O economista Jeferson de Castro Vieira afirma que, embora o termo “uberização” seja recente, sempre existiram processos semelhantes. “Décadas atrás, antes do computador, a parte bruta do trabalho de contabilidade era terceirizada para a Índia. Por questão do fuso horário, escritórios mandavam cálculos para lá de noite e recebiam dados processados de manhã. Aconteceu o mesmo entre Japão e China. Arquitetos de grandes obras japonesas enviavam o grosso dos cálculos para trabalhadores chineses”.
Segundo Jeferson de Castro Vieira, o progresso é inevitável. O que tem de haver, já que o avanço da tecnologia é acompanhado por aumento do PIB, são políticas de garantias do Estado. “A Compensação pelo suprimento dos empregos por máquinas é a redução da jornada de trabalho, dedicação humana a atividades criativas. E a compensação pela falta de salários é a renda mínima”.
A renda mínima (também conhecida como U.B.I., universal basic income), pode ser entendida como distribuição de renda levada ao extremo. A ideia, trabalhada pelo economista Milton Friedman – um capitalista autodeclarado – no livro “Capitalismo e Liberdade” faz alusão ao plano como um imposto de renda negativo, que garante renda universal, a todos os cidadãos de uma sociedade sem necessidade de compensação por meio de trabalho.
Seus argumentos incluem: reduzir burocracia governamental com projetos de bem estar social; dar às pessoas vulneráveis a liberdade de decidir como gastar seu dinheiro ao invés de ter seus gastos apontados a elas pelo Estado; facilitar a saída dessas pessoas de programas sociais; e estimular o trabalho. O último ponto parece paradoxal, mas Milton Friedman argumenta que muitas pessoas não trabalham porque não têm o básico para buscar emprego, e além disso, que ninguém se contenta com o mínimo e é da natureza humana buscar melhorar sua própria condição ao invés de acomodar-se.
Jeferson de Castro Vieira afirma que algo semelhante começou a acontecer com o programa Bolsa Família, mas ainda não é abrangente para incorporar o impacto tecnológica no mercado de trabalho. O economista enumera a Alemanha, Canadá e países escandinavos como experiências nesse sentido que deram certo.

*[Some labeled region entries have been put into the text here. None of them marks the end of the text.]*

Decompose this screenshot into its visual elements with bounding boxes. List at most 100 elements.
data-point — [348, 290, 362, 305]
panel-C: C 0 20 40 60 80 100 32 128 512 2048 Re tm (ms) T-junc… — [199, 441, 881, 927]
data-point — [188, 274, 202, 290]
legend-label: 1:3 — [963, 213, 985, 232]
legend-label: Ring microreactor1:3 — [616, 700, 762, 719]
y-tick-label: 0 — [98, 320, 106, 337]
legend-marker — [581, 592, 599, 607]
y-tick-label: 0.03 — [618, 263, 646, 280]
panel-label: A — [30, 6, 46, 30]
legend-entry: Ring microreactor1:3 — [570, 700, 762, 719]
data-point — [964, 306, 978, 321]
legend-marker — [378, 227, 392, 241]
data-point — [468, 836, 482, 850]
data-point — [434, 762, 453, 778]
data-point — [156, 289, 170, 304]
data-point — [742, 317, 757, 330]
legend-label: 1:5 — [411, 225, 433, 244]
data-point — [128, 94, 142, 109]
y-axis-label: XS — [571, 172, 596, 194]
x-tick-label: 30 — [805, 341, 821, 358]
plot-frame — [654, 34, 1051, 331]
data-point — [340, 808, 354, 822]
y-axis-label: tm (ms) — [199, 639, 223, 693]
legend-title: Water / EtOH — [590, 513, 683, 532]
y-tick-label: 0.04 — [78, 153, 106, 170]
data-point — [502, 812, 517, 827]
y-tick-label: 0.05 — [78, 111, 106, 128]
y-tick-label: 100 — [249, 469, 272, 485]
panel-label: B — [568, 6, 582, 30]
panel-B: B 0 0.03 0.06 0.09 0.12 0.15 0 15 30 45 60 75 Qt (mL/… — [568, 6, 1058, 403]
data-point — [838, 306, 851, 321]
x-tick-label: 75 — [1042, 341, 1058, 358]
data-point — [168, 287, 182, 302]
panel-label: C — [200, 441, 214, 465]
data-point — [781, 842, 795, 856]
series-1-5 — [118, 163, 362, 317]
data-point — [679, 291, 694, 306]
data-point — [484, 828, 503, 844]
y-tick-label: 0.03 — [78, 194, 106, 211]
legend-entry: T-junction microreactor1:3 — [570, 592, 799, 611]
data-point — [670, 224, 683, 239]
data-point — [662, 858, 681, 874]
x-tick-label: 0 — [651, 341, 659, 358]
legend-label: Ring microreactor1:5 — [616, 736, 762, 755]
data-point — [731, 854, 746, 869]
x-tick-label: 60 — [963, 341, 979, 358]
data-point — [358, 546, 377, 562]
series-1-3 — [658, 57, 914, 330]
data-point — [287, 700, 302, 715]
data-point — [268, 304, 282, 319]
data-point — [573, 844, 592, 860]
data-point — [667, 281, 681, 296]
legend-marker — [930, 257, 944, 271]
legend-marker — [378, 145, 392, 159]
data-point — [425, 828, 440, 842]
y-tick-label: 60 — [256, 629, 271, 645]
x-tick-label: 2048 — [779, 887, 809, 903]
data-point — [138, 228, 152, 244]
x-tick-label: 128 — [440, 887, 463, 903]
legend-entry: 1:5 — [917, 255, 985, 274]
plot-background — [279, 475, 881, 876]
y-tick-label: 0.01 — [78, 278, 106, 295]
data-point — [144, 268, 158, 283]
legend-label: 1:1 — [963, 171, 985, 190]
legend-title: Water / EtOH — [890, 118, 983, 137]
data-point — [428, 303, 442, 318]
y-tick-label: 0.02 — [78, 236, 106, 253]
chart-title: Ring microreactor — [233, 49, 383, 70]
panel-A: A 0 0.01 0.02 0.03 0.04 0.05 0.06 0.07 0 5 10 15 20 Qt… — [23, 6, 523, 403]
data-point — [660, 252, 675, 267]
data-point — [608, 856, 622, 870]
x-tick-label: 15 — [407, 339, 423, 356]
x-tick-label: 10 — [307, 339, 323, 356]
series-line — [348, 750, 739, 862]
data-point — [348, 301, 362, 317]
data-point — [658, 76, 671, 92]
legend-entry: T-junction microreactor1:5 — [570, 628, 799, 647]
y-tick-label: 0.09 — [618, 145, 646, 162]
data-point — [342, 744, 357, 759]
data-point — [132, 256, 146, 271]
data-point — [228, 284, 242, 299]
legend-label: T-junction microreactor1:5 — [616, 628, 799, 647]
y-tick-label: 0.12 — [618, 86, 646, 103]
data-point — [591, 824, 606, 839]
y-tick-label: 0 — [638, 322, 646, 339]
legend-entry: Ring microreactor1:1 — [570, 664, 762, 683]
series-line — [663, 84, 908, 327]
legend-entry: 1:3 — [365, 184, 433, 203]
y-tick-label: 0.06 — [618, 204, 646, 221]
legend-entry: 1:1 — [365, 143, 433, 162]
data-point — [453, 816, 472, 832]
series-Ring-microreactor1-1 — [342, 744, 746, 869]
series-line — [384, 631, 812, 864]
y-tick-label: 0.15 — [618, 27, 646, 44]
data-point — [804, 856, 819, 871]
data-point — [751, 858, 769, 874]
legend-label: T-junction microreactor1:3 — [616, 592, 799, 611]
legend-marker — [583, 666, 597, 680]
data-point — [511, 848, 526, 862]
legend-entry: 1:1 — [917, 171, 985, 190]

O historiador Ademir Luiz reflete, em tom otimista, sobre as alternativas deixadas com o avanço da tecnologia. Primeiro, caso seja criado um mecanismo que distribua a riqueza produzida em maior quantidade com a tecnologia, se economiza tempo que pode ser destinado ao ócio produtivo. Em segundo lugar, “Os luditas descendiam das corporações de ofícios medievais. Pense só: a Europa saiu do modelo de uma produção artesanal e entrou na era industrial. O ludita não necessariamente foi substituído pela máquina; alguns se especializaram e passaram a produzir artigos manufaturados de luxo”.